I numeri: con questo Lecce non si tira in porta. La maggior forza dei padroni di casa è stata ancora una volta quella di tenere l’avversario lontano dall’area e ridurne al minimo le sortite offensive: all’undici di mister Marra è stato concesso un solo tiro in porta, se per “in porta” si intende l’incrocio dei pali con il quale Giannusa rischiava di sporcare il parziale a pochi minuti dalla fine. Lo stesso identico score è stato registrato nelle ultime due partite contro Cosenza e Salernitana, entrambe decise a favore degli avversari con un sola conclusione in porta al loro attivo. Questa volta, però, a fare la differenza è stata la disarmante facilità con cui il Lecce ha prodotto occasioni: una squadra non più traccheggiona e confusionaria come nel recente passato, ma al contrario tanto efficace da andare al tiro ben 20 volte sulle 31 palle giocate in area. Il coefficiente di pericolosità raggiunge così l’elevatissimo picco di 0,64, il che significa la media di due conclusioni a rete ogni tre volte che si entra in area.

Il grimaldello della vittoria giallorossa è stata la corsia di destra, dove Checco Lepore in attacco, Salvi a centrocampo e Beduschi in difesa hanno sfoderato tre prestazioni ben al di là della sufficienza. Detto di Salvi versione assist-man, il giovane terzino ex Monza ha galoppato per tutta la fascia producendo 3 cross e altrettante palle in area, così come il ragazzo del quartiere “San Pio” ha confezionato rifornimenti a ripetizione per Moscardelli e soci (7 palle in area e 4 cross). I tre insieme hanno interagito molto bene sull’out di destra, per un totale di 13 palle in area, 8 cross e 5 tiri.

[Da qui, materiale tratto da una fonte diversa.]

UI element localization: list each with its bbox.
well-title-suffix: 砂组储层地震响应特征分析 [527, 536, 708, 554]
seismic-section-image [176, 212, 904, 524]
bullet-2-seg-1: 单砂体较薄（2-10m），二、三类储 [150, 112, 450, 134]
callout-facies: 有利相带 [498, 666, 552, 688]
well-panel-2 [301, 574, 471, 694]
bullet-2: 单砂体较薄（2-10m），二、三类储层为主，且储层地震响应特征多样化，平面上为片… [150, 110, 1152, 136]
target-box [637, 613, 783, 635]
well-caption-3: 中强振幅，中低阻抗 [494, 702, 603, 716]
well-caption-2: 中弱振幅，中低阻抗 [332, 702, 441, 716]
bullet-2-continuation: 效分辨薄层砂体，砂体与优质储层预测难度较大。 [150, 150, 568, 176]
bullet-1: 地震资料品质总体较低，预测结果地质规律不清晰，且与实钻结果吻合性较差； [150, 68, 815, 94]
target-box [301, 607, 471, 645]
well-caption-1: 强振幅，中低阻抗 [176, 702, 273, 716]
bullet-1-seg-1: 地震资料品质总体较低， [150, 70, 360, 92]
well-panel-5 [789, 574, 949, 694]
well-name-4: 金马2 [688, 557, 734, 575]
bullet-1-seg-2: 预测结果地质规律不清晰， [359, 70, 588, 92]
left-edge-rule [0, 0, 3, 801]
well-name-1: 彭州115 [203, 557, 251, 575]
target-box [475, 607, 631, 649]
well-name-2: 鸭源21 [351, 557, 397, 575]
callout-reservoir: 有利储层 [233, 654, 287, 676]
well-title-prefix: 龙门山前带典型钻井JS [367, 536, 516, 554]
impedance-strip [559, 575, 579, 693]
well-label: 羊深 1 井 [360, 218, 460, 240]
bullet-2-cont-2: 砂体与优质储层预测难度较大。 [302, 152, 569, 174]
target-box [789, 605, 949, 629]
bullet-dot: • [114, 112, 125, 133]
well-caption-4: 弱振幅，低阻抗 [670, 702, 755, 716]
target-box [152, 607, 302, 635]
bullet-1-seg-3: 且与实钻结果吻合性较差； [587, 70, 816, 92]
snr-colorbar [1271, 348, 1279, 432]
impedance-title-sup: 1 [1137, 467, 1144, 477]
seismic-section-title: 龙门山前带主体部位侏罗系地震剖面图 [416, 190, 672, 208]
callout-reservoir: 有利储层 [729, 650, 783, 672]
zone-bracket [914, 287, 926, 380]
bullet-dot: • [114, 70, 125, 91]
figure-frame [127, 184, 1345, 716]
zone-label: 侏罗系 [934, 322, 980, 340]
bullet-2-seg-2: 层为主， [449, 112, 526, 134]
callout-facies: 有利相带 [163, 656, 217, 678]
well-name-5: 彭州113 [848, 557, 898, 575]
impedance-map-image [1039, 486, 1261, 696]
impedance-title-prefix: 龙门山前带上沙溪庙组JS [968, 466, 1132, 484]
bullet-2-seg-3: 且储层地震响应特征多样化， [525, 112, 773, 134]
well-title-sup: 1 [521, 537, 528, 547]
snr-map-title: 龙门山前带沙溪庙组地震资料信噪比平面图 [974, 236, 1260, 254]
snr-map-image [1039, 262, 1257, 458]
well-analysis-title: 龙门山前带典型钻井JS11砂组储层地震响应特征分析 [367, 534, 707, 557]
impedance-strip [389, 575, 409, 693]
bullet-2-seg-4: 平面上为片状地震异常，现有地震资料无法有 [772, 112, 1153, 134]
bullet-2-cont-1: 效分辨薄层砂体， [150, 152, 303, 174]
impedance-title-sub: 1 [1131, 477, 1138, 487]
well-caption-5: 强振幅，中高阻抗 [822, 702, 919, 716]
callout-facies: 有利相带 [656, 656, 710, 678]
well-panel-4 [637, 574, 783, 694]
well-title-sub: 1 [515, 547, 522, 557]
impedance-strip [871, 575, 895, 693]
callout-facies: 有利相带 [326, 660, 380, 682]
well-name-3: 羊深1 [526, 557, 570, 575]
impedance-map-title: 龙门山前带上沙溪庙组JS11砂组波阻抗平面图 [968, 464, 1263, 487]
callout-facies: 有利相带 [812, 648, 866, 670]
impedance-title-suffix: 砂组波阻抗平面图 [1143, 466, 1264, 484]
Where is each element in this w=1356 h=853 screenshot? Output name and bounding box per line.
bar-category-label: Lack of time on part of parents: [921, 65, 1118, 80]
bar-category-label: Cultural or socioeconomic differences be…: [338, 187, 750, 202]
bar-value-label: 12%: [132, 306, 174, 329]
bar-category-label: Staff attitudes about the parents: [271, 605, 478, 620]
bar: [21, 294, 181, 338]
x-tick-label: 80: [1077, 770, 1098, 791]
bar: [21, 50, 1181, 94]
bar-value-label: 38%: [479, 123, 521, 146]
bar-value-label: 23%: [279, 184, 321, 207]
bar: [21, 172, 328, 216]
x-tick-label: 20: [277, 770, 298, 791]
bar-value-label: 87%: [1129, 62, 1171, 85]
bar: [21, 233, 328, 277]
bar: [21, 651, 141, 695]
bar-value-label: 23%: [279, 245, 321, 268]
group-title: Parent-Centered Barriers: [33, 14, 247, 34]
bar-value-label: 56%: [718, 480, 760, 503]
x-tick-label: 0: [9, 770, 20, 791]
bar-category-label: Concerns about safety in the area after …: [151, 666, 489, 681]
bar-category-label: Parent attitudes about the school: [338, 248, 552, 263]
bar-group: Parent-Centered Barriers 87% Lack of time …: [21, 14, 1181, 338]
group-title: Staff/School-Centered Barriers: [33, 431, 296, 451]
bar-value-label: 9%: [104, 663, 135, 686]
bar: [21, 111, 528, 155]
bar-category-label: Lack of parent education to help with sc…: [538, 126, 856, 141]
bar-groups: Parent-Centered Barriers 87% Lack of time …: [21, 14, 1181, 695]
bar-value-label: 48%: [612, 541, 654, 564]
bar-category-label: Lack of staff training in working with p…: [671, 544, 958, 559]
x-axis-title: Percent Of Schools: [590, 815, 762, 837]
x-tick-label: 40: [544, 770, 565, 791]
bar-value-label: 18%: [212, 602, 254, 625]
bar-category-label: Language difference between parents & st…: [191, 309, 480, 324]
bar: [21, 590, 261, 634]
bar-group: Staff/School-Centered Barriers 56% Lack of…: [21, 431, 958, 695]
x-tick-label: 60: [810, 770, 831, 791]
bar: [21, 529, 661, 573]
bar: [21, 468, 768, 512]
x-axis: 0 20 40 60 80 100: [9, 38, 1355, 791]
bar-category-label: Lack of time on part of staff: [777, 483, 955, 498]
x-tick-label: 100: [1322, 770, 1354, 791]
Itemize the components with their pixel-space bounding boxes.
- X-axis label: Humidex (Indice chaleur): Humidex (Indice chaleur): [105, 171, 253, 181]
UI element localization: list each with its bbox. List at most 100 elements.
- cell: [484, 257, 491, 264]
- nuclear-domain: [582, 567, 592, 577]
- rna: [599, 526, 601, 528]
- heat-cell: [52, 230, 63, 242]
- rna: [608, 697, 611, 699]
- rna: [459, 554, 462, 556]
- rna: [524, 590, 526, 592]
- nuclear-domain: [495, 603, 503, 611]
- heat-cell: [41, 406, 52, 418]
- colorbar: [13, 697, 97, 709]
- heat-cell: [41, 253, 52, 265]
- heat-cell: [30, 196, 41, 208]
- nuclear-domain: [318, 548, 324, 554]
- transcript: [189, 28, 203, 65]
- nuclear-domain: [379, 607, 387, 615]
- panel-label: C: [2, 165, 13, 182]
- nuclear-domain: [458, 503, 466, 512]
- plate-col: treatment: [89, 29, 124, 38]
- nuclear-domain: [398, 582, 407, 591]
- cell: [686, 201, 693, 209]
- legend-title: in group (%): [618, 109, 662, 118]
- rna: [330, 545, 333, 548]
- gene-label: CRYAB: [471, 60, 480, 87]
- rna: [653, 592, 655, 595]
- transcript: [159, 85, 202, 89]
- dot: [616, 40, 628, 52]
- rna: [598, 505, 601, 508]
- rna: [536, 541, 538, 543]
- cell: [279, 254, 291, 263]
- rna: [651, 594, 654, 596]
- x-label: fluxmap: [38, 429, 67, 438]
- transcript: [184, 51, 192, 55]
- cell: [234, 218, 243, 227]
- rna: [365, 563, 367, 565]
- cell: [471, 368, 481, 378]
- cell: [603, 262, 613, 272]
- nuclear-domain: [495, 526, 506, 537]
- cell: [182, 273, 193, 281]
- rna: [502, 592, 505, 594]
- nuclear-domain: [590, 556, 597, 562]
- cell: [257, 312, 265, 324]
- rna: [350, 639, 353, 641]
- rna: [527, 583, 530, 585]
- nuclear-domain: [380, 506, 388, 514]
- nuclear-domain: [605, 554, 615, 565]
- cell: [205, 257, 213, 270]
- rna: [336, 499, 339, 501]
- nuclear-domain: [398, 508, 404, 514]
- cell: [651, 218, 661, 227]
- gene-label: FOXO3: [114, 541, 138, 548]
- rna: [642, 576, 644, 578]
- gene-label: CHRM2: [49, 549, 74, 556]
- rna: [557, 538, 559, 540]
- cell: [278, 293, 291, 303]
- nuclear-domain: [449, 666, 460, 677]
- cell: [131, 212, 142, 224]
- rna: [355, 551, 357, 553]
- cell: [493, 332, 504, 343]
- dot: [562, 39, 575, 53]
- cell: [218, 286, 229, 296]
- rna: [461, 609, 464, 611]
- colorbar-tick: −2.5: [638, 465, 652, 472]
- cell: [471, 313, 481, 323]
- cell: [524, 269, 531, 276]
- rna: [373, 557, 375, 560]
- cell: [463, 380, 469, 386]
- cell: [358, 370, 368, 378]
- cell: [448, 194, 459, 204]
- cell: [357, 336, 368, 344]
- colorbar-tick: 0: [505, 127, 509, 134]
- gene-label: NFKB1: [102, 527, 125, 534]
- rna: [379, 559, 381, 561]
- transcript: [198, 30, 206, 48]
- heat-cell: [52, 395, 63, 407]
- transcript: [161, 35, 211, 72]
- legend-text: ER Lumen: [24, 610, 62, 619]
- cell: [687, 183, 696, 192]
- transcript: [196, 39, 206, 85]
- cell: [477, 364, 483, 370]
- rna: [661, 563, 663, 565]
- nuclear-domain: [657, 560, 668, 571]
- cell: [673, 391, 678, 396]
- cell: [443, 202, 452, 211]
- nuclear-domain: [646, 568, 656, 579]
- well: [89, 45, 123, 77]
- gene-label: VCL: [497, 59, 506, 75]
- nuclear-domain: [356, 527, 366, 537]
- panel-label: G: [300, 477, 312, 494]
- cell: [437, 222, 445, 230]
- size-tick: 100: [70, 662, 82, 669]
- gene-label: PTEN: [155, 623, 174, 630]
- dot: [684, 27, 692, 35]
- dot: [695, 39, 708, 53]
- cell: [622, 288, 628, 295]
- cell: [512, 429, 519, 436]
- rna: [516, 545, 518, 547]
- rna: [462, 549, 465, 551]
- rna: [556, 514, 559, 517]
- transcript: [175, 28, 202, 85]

analisi Lecce-AversaA proposito di tiri da fuori, è ormai lapalissiano ribadire l’attitudine di questa squadra alla realizzazione a distanza: quello di Moscardelli è stato il 12esimo gol (sui 41 totali) realizzato al di qua dei 16 metri, per un totale di 12 punti in più senza i quali il Lecce precipiterebbe al nono posto in classifica.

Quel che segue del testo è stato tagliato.